A cell phone would not have spared Zwarich the operation she needed Sunday to fix her hip, but if she’d had that phone, then maybe the surgery could have occurred days earlier, preventing a four-day ordeal of hypothermia and dehydration as Zwarich lay in her farmyard northeast of Kenaston waiting for help.
“I prayed and prayed and prayed so much. It was a big help to have God on my side,” Zwarich said.
She looked and sounded surprisingly well for an elderly woman who’d spent days out in the cold without warm clothes, food and water.

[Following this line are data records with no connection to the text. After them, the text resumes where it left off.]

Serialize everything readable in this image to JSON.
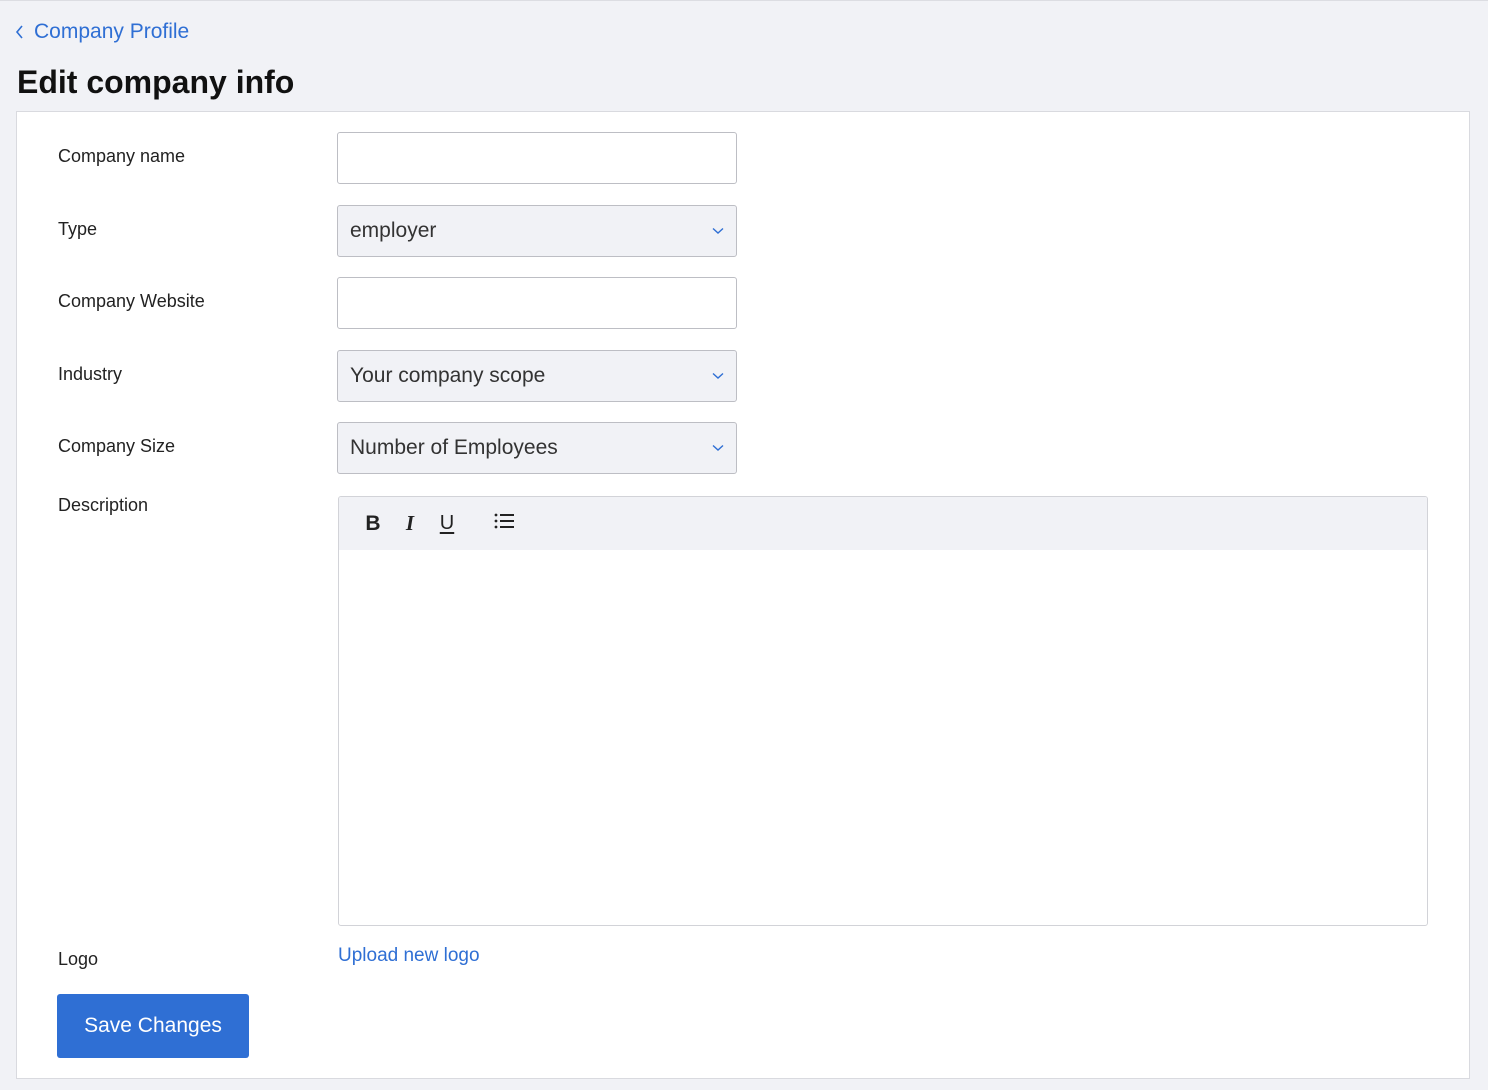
{
  "breadcrumb": {
    "label": "Company Profile"
  },
  "page": {
    "title": "Edit company info"
  },
  "form": {
    "company_name": {
      "label": "Company name",
      "value": "",
      "placeholder": ""
    },
    "type": {
      "label": "Type",
      "selected": "employer"
    },
    "website": {
      "label": "Company Website",
      "value": "",
      "placeholder": ""
    },
    "industry": {
      "label": "Industry",
      "selected": "Your company scope"
    },
    "size": {
      "label": "Company Size",
      "selected": "Number of Employees"
    },
    "description": {
      "label": "Description",
      "toolbar": {
        "bold": "B",
        "italic": "I",
        "underline": "U",
        "list_icon": "bullet-list-icon"
      },
      "value": ""
    },
    "logo": {
      "label": "Logo",
      "upload_label": "Upload new logo"
    },
    "save_label": "Save Changes"
  },
  "colors": {
    "accent": "#2f6fd4",
    "background": "#f1f2f6",
    "card": "#ffffff"
  }
}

She gives credit to God for her survival, however, Zwarich, who prides herself for a life of hard work, must also possess a mighty will to live. A strong stubborn streak likely didn’t hurt either.
“What an experience at my age. But I’m a strong person. I do all kinds of work on my own,” she said.
She was out at her beloved farm about 9-and-one-half miles northeast of Kenaston on Wednesday, Oct. 9, doing yard work, including putting away lawn ornaments. She was nearly finished with just two more ornaments to stash in the shed when at 2 p.m., as she was walking to her pickup truck, her right hip broke and she fell. (This injury happened to the same leg that she hurt a few years earlier when the riding lawnmower she uses to cut the grass in her farmyard fell off the bed of the truck onto her knee requiring a knee replacement.)
Her right leg useless, Zwarich said she tried to pull herself into the truck, but couldn’t reach anything to grip. As she lay near the truck, Zwarich said she watched as cars and a school bus drove by on the nearby road.
“I was waving for people to stop, but they go so fast and they don’t ever look. I was out in the open where they could see me,” she said.
She crawled to the house, but couldn’t raise herself up to open the door.
So, “I crawled over to the shed Wednesday night because I knew the door was open there. I kicked the door shut and I laid there for the rest of Wednesday, Thursday and Friday.”
Zwarich said she found two “skinny little quilts” in the shed she was able to cover herself with, providing a slim bit of warmth during the frosty nights. There she laid for three nights and two days, listening to the mice scurrying about the shed all the while praying and hoping that help would come.
“I was so cold,” she said with a shudder.
Saturday it seemed her prayers were answered.